Литмир - Электронная Библиотека
Содержание  
A
A

Мистер Траур:

— Любовь рождена не для земли. Мы чтим ее, как чтили афиняне своего неведомого Бога; но мучеников веры имена — сердец разбитых — рать неисчислима, и взору вовеки не обнять форм, по которым томится измученный усталый скорбный дух и за которыми устремляется страсть по тропам прелестей обманных, где душистый аромат трав вреден и где из деревьев брызжет трупный яд.[117]

Мистер Пикник:

— Вы говорите точно как розенкрейцер, готовый полюбить лишь сильфиду,[118] не верящий в существование сильфид и, однако, враждующий с белым светом за то, что в нем не сыскалось места сильфиде.

Мистер Траур:

— Ум отравлен собственною красотою, он пленник лжи.
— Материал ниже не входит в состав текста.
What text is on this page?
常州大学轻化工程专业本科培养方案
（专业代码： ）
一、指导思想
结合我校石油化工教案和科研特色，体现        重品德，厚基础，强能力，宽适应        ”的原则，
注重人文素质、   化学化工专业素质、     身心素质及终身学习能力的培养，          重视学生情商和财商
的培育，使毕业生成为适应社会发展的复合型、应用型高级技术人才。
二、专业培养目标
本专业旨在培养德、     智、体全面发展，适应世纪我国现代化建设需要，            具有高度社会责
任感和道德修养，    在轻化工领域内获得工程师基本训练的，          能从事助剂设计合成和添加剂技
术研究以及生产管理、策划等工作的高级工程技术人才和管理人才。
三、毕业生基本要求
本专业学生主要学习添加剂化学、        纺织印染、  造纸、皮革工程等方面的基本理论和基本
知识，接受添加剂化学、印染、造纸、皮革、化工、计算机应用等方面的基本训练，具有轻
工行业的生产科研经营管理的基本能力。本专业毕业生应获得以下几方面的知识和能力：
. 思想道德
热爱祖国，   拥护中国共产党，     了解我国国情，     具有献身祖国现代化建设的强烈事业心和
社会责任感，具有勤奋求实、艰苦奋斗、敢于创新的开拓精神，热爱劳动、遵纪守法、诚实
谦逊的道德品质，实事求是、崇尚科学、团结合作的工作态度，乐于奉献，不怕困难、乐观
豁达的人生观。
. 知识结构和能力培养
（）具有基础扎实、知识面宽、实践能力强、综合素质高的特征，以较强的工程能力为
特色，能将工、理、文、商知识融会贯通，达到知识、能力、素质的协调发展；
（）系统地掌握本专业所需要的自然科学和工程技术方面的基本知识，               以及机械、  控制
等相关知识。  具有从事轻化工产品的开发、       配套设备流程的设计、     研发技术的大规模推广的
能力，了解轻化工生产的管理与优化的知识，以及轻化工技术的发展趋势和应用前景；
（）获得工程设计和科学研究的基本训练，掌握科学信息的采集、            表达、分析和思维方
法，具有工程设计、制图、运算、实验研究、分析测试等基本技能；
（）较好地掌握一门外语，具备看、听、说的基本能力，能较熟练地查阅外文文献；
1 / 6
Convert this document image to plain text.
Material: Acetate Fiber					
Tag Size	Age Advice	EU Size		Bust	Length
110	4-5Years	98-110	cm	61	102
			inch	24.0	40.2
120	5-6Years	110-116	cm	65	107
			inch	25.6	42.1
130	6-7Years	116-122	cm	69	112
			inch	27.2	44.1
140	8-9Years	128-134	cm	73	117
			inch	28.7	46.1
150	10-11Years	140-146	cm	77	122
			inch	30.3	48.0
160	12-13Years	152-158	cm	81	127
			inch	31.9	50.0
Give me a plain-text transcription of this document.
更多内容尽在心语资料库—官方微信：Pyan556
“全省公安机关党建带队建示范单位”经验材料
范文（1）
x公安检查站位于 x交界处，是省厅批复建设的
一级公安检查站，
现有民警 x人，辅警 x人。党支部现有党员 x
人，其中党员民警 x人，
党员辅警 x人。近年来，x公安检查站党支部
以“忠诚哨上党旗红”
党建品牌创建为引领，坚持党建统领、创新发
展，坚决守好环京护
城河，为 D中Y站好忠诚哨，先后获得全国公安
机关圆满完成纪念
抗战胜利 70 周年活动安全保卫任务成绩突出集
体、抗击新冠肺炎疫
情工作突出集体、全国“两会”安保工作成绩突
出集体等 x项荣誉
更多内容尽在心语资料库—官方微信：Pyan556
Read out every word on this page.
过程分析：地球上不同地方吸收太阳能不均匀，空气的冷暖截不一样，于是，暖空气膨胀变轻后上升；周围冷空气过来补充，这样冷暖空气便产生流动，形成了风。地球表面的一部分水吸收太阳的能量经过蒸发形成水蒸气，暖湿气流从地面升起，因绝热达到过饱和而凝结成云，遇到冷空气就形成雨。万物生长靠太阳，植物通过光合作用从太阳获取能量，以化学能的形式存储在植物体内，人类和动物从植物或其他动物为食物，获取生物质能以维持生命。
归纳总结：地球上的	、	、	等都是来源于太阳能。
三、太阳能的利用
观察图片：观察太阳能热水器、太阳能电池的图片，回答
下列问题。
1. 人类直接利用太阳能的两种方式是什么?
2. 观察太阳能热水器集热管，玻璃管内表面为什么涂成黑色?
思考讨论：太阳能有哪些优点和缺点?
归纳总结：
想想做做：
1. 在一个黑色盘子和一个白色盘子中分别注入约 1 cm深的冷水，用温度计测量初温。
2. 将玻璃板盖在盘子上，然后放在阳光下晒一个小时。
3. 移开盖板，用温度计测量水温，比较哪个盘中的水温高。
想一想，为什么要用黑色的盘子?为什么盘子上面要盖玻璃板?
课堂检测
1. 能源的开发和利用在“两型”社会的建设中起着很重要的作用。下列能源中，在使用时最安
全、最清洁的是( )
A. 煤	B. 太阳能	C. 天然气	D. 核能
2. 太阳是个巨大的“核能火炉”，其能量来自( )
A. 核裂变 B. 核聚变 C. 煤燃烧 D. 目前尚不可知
Того, что создано мечтою художника, нет нигде, кроме как в нем самом.[119]

Мистер Флоски:

— Позвольте не согласиться. Творения художника суть средства воплощения общепринятых форм в соответствии с общепринятыми образцами. Идеальная красота Елены Зевксиса[120] есть средство воплощения подлинной красоты кротонских дев.

Мистер Пикник:

— Но считать идеальную красоту тенью на воде и, подобно собаке из басни, отбрасывая настоящее, гоняться за тенью — едва ли мудро и позволительно гению. Примирять человека, каков бы он ни был, с миром, какой бы он ни был, охранять и множить все, что есть в мире доброго, и разрушать или смягчать зло, будь то зло нравственное или телесное, — всегда было целью и надеждой величайших учителей наших, и это стремление украшает род человеческий. И еще скажу, что высшая мудрость и высочайший талант неизменно сочетались с весельем. Есть неоспоримые свидетельства тому, что Шекспир и Сократ, как никто, умели веселиться. А те жалкие остатки мудрости и гения, какие наблюдаем мы ныне, словно сговорились убивать всякое веселье.

Мистер Гибель:

— Как веселиться, когда к нам сошел дьявол?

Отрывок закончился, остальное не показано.